“Tarih farklı halklar için farklı yönde gelişti. Ama bu, halkların genetik farklılığından dolayı değil; çevresel farklılıklardan dolayı gerçekleşti.” [1]
Toplumlar arası farklılıklar insanlık tarihinin başlangıcından bu yana görülen bir olgudur. Avcı-toplayıcılıktan tarıma geçiş, çeliğin kullanımı, verimli toprakların keşfi gibi birçok faktör, bazı toplumların uygarlaşmasını sağlarken bazılarının da geri kalmasına sebep olmuştur. Çevresel etmenlerin yol açtığı bu farklılık; iletişimin ve erişilebilirliğin olabildiğince kolaylaştığı bu dönemde ise, kimi zaman kapitalist düzenin bir sonucu, kimi zaman da politik oyunların bir ürünü olarak belirir. Yönetmenliğini Kleber Mendonça Filho’nun Juliano Dornelles’le birlikte üstlendiği Bacurau (2019), sosyal sınıf farkının belirgin olarak gözlemlendiği bir bölge olan Brezilya’nın kuzeydoğusunu, bürokrasinin kuraklaştırdığı toprakların distopik bir temsili olan Bacurau köyünü odağına alır.

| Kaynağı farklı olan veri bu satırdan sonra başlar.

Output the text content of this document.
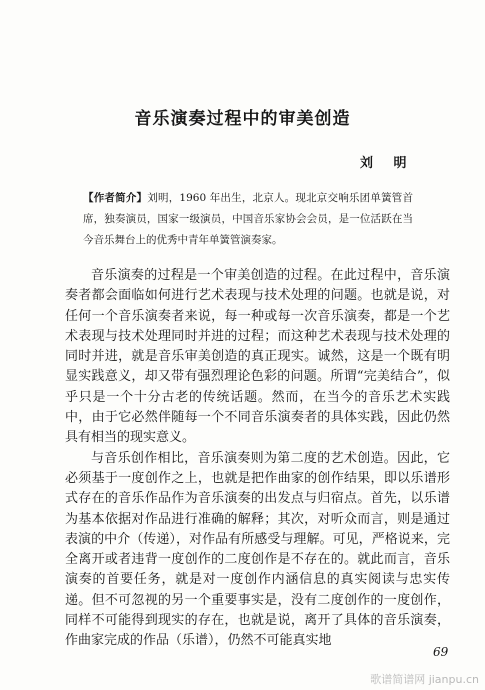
音乐演奏过程中的审美创造
刘 明
【作者简介】刘明，1960 年出生，北京人。现北京交响乐团单簧管首席，独奏演员，国家一级演员，中国音乐家协会会员，是一位活跃在当今音乐舞台上的优秀中青年单簧管演奏家。

音乐演奏的过程是一个审美创造的过程。在此过程中，音乐演奏者都会面临如何进行艺术表现与技术处理的问题。也就是说，对任何一个音乐演奏者来说，每一种或每一次音乐演奏，都是一个艺术表现与技术处理同时并进的过程；而这种艺术表现与技术处理的同时并进，就是音乐审美创造的真正现实。诚然，这是一个既有明显实践意义，却又带有强烈理论色彩的问题。所谓“完美结合”，似乎只是一个十分古老的传统话题。然而，在当今的音乐艺术实践中，由于它必然伴随每一个不同音乐演奏者的具体实践，因此仍然具有相当的现实意义。

与音乐创作相比，音乐演奏则为第二度的艺术创造。因此，它必须基于一度创作之上，也就是把作曲家的创作结果，即以乐谱形式存在的音乐作品作为音乐演奏的出发点与归宿点。首先，以乐谱为基本依据对作品进行准确的解释；其次，对听众而言，则是通过表演的中介（传递），对作品有所感受与理解。可见，严格说来，完全离开或者违背一度创作的二度创作是不存在的。就此而言，音乐演奏的首要任务，就是对一度创作内涵信息的真实阅读与忠实传递。但不可忽视的另一个重要事实是，没有二度创作的一度创作，同样不可能得到现实的存在，也就是说，离开了具体的音乐演奏，作曲家完成的作品（乐谱），仍然不可能真实地

69
歌谱简谱网 jianpu.cn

Açılış sekansı izleyiciyi klasik Hollywood gerilim filmlerini andıran bir müzikle beraber uzayın derinliklerine götürür. Kadraj uzaydan Dünya’ya doğru inerken, gerilim müziği de yerini neşeli bir şarkıya bırakır. Issız, köhne ve bozuk bir yolda ilerleyen su tankerine kadar alçalır ve babaannesinin cenazesi için köyüne dönmekte olan Teresa’nın yolculuğuna eşlik eder.

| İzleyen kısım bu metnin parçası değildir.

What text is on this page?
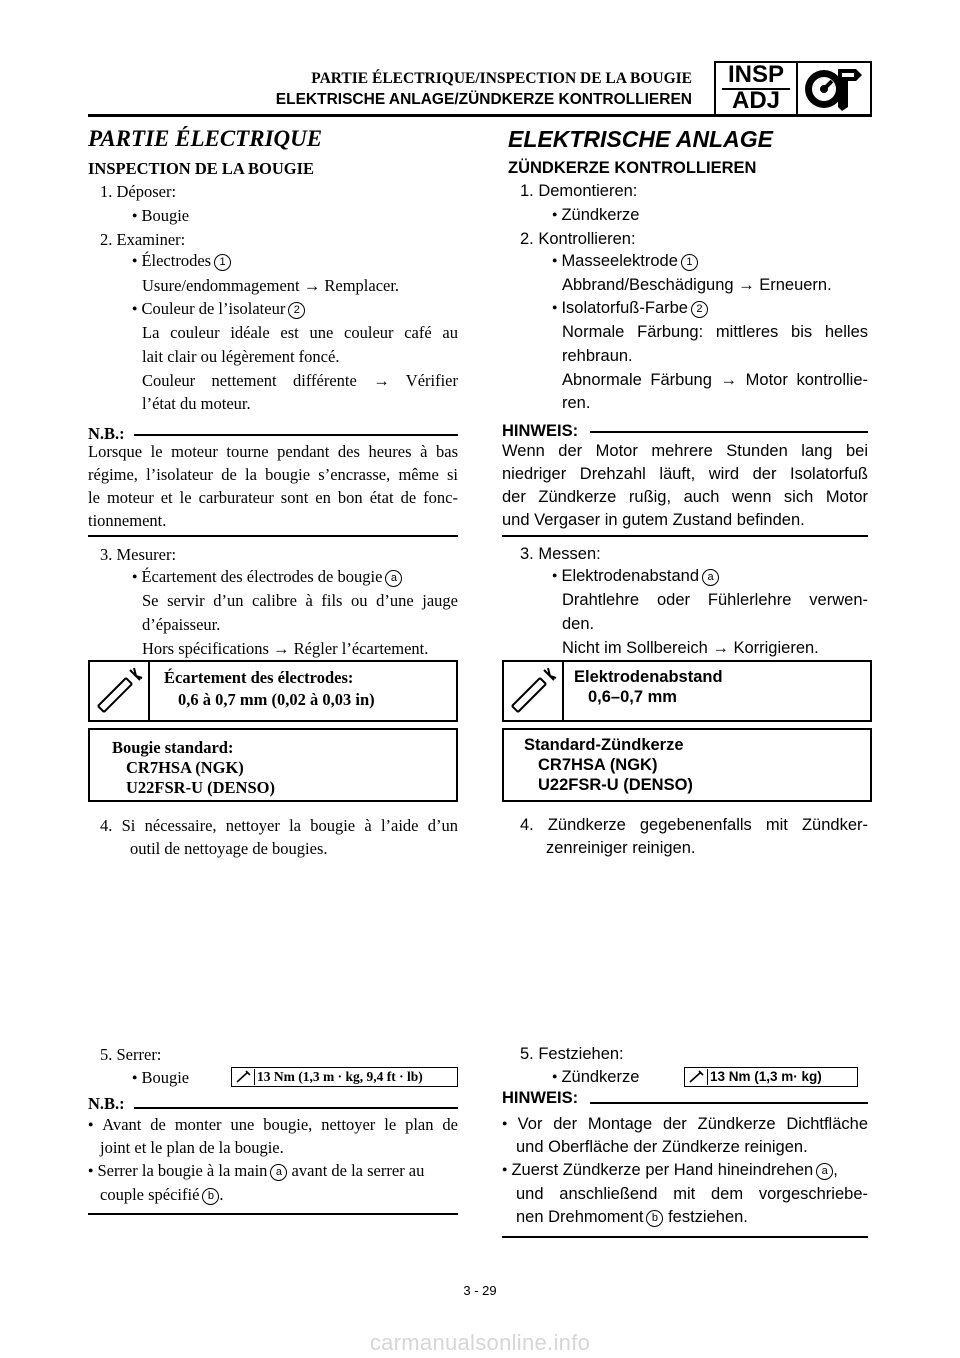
PARTIE ÉLECTRIQUE/INSPECTION DE LA BOUGIE
ELEKTRISCHE ANLAGE/ZÜNDKERZE KONTROLLIEREN
INSP
ADJ
PARTIE ÉLECTRIQUE
INSPECTION DE LA BOUGIE
1. Déposer:
● Bougie
2. Examiner:
● Électrodes 1
Usure/endommagement → Remplacer.
● Couleur de l’isolateur 2
La couleur idéale est une couleur café au
lait clair ou légèrement foncé.
Couleur nettement différente → Vérifier
l’état du moteur.
N.B.:
Lorsque le moteur tourne pendant des heures à bas
régime, l’isolateur de la bougie s’encrasse, même si
le moteur et le carburateur sont en bon état de fonc-
tionnement.
3. Mesurer:
● Écartement des électrodes de bougie a
Se servir d’un calibre à fils ou d’une jauge
d’épaisseur.
Hors spécifications → Régler l’écartement.
Écartement des électrodes:
0,6 à 0,7 mm (0,02 à 0,03 in)
Bougie standard:
CR7HSA (NGK)
U22FSR-U (DENSO)
4. Si nécessaire, nettoyer la bougie à l’aide d’un
outil de nettoyage de bougies.
5. Serrer:
● Bougie	13 Nm (1,3 m · kg, 9,4 ft · lb)
N.B.:
● Avant de monter une bougie, nettoyer le plan de
joint et le plan de la bougie.
● Serrer la bougie à la main a avant de la serrer au
couple spécifié b .
ELEKTRISCHE ANLAGE
ZÜNDKERZE KONTROLLIEREN
1. Demontieren:
● Zündkerze
2. Kontrollieren:
● Masseelektrode 1
Abbrand/Beschädigung → Erneuern.
● Isolatorfuß-Farbe 2
Normale Färbung: mittleres bis helles
rehbraun.
Abnormale Färbung → Motor kontrollie-
ren.
HINWEIS:
Wenn der Motor mehrere Stunden lang bei
niedriger Drehzahl läuft, wird der Isolatorfuß
der Zündkerze rußig, auch wenn sich Motor
und Vergaser in gutem Zustand befinden.
3. Messen:
● Elektrodenabstand a
Drahtlehre oder Fühlerlehre verwen-
den.
Nicht im Sollbereich → Korrigieren.
Elektrodenabstand
0,6–0,7 mm
Standard-Zündkerze
CR7HSA (NGK)
U22FSR-U (DENSO)
4. Zündkerze gegebenenfalls mit Zündker-
zenreiniger reinigen.
5. Festziehen:
● Zündkerze	13 Nm (1,3 m· kg)
HINWEIS:
● Vor der Montage der Zündkerze Dichtfläche
und Oberfläche der Zündkerze reinigen.
● Zuerst Zündkerze per Hand hineindrehen a ,
und anschließend mit dem vorgeschriebe-
nen Drehmoment b festziehen.
3 - 29
carmanualsonline.info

Kısmen izole ve bağımsız bir yaşamın sürüldüğü gözlemlenen bu köy, su da dâhil olmak üzere birçok olanaktan mahrum bırakılmıştır. Eğitim süreci yıkık dökük bir okul binasında, kitaplardan yoksun bir şekilde yürütülmektedir. Bütün bu imkânsızlıklara rağmen sakin ve huzurlu bir halk portresi çizilir. Farklı kimliklerin benliklerini özgürce yaşadığı, dış şiddete karşı birbirlerine sıkı sıkıya tutunmuş kalabalık bir aile gibi görünen Bacura halkı; tükenmiş sabırlarını ve mutluluklarını kullandıkları psikotrop ilaçla, mahrum bırakıldıkları sosyal desteği de birbirlerinden aldıkları güçle dengelemektedirler. “Kendi yağında kavrulan” ve basit rutinlerle bezenmiş monoton bir hayat sürülen köyde, ansızın alışılmadık olaylar gerçekleşmeye başlar. Telefon sinyalleri kesilir ve haritada artık Bacurau’nun görülmediği anlaşılır. Gökte gezmeye başlayan UFO benzeri cisim, beklenmedik biçimde beliren turistler ve kurşunlanan su tankeri gibi olağandışılıklar Bacurau’da panik havası oluşturur. Garip olaylar silsilesi esrarengiz ölümlerle de perçinlenince, köy halkı alarma geçer.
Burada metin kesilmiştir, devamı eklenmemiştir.